November 29, 2022 -- University of Pittsburgh (Pitt) researchers have designed cancer-fighting nanoparticles that co-deliver an existing chemotherapy drug along with a novel immunotherapy that silences an immunosuppression gene.
Their research, published November 24 in the journal Nature Nanotechnology, found that the therapy shrunk tumors in mice with colon and pancreatic cancer.
Residual cancer cells often cause relapse after chemotherapy. The lipid phosphatidylserine (PS), usually found inside the tumor cell membrane, migrates to the cell surface in response to chemotherapy drugs. There, PS protects remaining cancer cells from the immune system.
The researchers found that treatment with chemotherapy drugs fluorouracil and oxoplatin (FuOXP) led to increased levels of Xkr8, a protein that controls PS distribution. Hence, blocking Xkr8 could prevent cancer cells from shunting PS to the cell surface, allowing immune cells to destroy them.

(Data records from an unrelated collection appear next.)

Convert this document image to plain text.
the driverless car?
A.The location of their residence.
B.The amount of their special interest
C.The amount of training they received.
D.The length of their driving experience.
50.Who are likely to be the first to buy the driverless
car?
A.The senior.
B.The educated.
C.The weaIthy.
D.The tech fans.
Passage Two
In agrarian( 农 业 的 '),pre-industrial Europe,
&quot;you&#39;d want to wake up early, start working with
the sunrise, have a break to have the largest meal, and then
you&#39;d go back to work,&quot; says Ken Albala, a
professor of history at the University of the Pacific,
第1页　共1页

The team designed genetic code snippets called short interference RNA (siRNA), which shut down Xkr8 production. After packaging siRNA and FuOXP into dual-action nanoparticles, the researchers filled the nanoparticle surfaces with chondroitin sulfate and polyethylene glycol (PEG). These compounds help the nanoparticles target tumors by binding to tumor cell receptors, prolonging the time they remain in the bloodstream.
When injected into mice, about 10% of the nanoparticles reached the tumor -- a significant improvement over most nanocarriers. The dual-action nanoparticles reduced the migration of immunosuppressing PS to cell surfaces compared to nanoparticles containing FuOXP alone.
In mice with colon and pancreatic cancer, mice treated with nanoparticles containing both FuOXP and siRNA had more cancer-fighting T cells, fewer immunosuppressive regulatory T cells, and decreased tumor sizes compared with those that received placebo or FuOXP alone.
The researchers also found that FuOXP nanoparticles with or without siRNA increased expression of programmed cell death 1 (PD-1), which acts like immune system brakes. But adding a PD-1 inhibitor drug to "release" the brakes resulted in significantly improved survival in mice. Clinical trials are an eventual goal.
"I'm excited about this research because it's highly translational. We don't know yet whether our approach works in patients, but our findings suggest that there is a lot of potential," senior author Dr. Song Li, PhD, professor of pharmaceutical sciences in the Pitt School of Pharmacy, said in a statement.